The next objective was to provide program growers what they may need to be successful as CitraBlue gains popularity. This became difficult with the limited face to face interaction due to our global circumstances, so, in May, a CitraBlue Zoom meeting was scheduled with producers, Sod Solutions staff and Dr. Kevin Kenworthy. During the video call, we discussed marketing strategies and fielded questions on pricing and other topics. We also shared an online marketing tool kit for producers with graphics, email templates, banner ads, homeowner maintenance guides, current photos and other items to assist CitraBlue growers with making a sale.

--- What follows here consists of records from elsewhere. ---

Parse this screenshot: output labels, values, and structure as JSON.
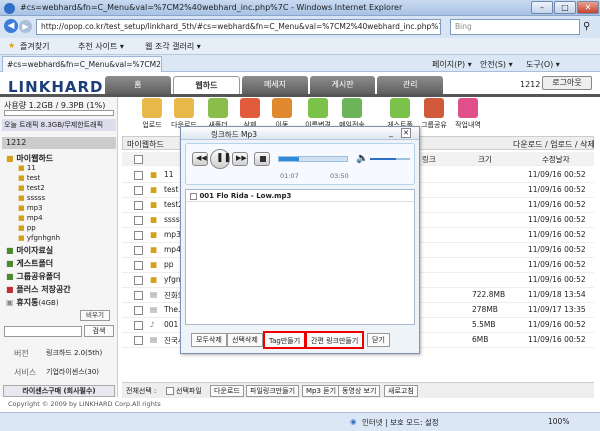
{
  "window": {
    "title": "#cs=webhard&fn=C_Menu&val=%7CM2%40webhard_inc.php%7C - Windows Internet Explorer",
    "url": "http://opop.co.kr/test_setup/linkhard_5th/#cs=webhard&fn=C_Menu&val=%7CM2%40webhard_inc.php%7C",
    "search_placeholder": "Bing"
  },
  "favorites": {
    "fav_label": "즐겨찾기",
    "suggested_sites": "추천 사이트 ▾",
    "web_slice": "웹 조각 갤러리 ▾"
  },
  "tab": {
    "label": "#cs=webhard&fn=C_Menu&val=%7CM2%40we..."
  },
  "ie_commands": [
    "페이지(P) ▾",
    "안전(S) ▾",
    "도구(O) ▾"
  ],
  "site": {
    "logo": "LINKHARD",
    "nav": [
      "홈",
      "웹하드",
      "메세지",
      "게시판",
      "관리"
    ],
    "user_id": "1212",
    "logout": "로그아웃"
  },
  "left": {
    "usage": "사용량 1.2GB / 9.3PB (1%)",
    "traffic": "오늘 트래픽 8.3GB/무제한트래픽",
    "root_id": "1212",
    "tree": [
      "마이웹하드",
      "11",
      "test",
      "test2",
      "sssss",
      "mp3",
      "mp4",
      "pp",
      "yfgnhgnh",
      "마이자료실",
      "게스트폴더",
      "그룹공유폴더",
      "플러스 저장공간",
      "휴지통"
    ],
    "trash_size": "(4GB)",
    "empty_btn": "비우기",
    "search_btn": "검색",
    "version_label": "버전",
    "version_value": "링크하드 2.0(5th)",
    "service_label": "서비스",
    "service_value": "기업라이센스(30)",
    "license_btn": "라이센스구매 (회사필수)"
  },
  "toolbar": {
    "items": [
      "업로드",
      "다운로드",
      "새폴더",
      "삭제",
      "이동",
      "이름변경",
      "메일전송",
      "게스트폴더",
      "그룹공유",
      "작업내역"
    ],
    "path": "마이웹하드",
    "right_label": "다운로드 / 업로드 / 삭제"
  },
  "files": {
    "headers": [
      "링크",
      "크기",
      "수정날자"
    ],
    "rows": [
      {
        "name": "11",
        "size": "",
        "date": "11/09/16 00:52"
      },
      {
        "name": "test",
        "size": "",
        "date": "11/09/16 00:52"
      },
      {
        "name": "test2",
        "size": "",
        "date": "11/09/16 00:52"
      },
      {
        "name": "sssss",
        "size": "",
        "date": "11/09/16 00:52"
      },
      {
        "name": "mp3",
        "size": "",
        "date": "11/09/16 00:52"
      },
      {
        "name": "mp4",
        "size": "",
        "date": "11/09/16 00:52"
      },
      {
        "name": "pp",
        "size": "",
        "date": "11/09/16 00:52"
      },
      {
        "name": "yfgnh",
        "size": "",
        "date": "11/09/16 00:52"
      },
      {
        "name": "진화의",
        "size": "722.8MB",
        "date": "11/09/18 13:54"
      },
      {
        "name": "The.Si",
        "size": "278MB",
        "date": "11/09/17 13:35"
      },
      {
        "name": "001 F",
        "size": "5.5MB",
        "date": "11/09/16 00:52"
      },
      {
        "name": "진국시",
        "size": "6MB",
        "date": "11/09/16 00:52"
      }
    ]
  },
  "bottom_actions": {
    "select_all": "전체선택 :",
    "select_file": "선택파일",
    "buttons": [
      "다운로드",
      "파일링크만들기",
      "Mp3 듣기",
      "동영상 보기",
      "새로고침"
    ]
  },
  "footer": "Copyright © 2009 by LINKHARD Corp.All rights",
  "status": {
    "zone": "인터넷 | 보호 모드: 설정",
    "zoom": "100%"
  },
  "modal": {
    "title": "링크하드 Mp3",
    "time_start": "01:07",
    "time_end": "03:50",
    "progress": 0.3,
    "volume": 0.65,
    "playlist": [
      "001 Flo Rida - Low.mp3"
    ],
    "buttons": [
      "모두삭제",
      "선택삭제",
      "Tag만들기",
      "간편 링크만들기",
      "닫기"
    ]
  }
}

In June, as more acreage become available, we distributed a CitraBlue news release throughout the state to highlight availability numbers and promote the features of the grass, augmented by online video “Lunch & Learn” presentations around the state. To date, the presentations have focused on landscape architect firms, but we’re actively expanding these to include homebuilders and other specifiers.
What comes next? For 2020, it’s still a moving target. Fall typically brings two of the most high-profile trade shows of the year for CitraBlue: The Landscape Show in Orlando in September and the NationalAssociation of Landscape Architects conference set for early October in Miami. Both of these shows have played an important role in the release of CitraBlue over the past few years (in fact, CitraBlue is scheduled once again to have its own booth at The Landscape Show manned by university staff and Dr. Kenworthy). Currently, both shows plan on proceeding unless a further shutdown prohibits it. But perhaps the more pressing question is: will people attend? We can only wait and watch through the summer.
As with all of our businesses, adapting and pivoting during this challenging time is critical. The silver lining is that many of these business and marketing practices will serve us well into the future, even when things get “back to normal”.
Of course, the best marketing tool is seeing the grass in a neighborhood landscape. At that point, the grass will do its own marketing. Until then, we’ll press forward in 2020 to bring UF’s newest variety to the public’s attention through all means at our disposal.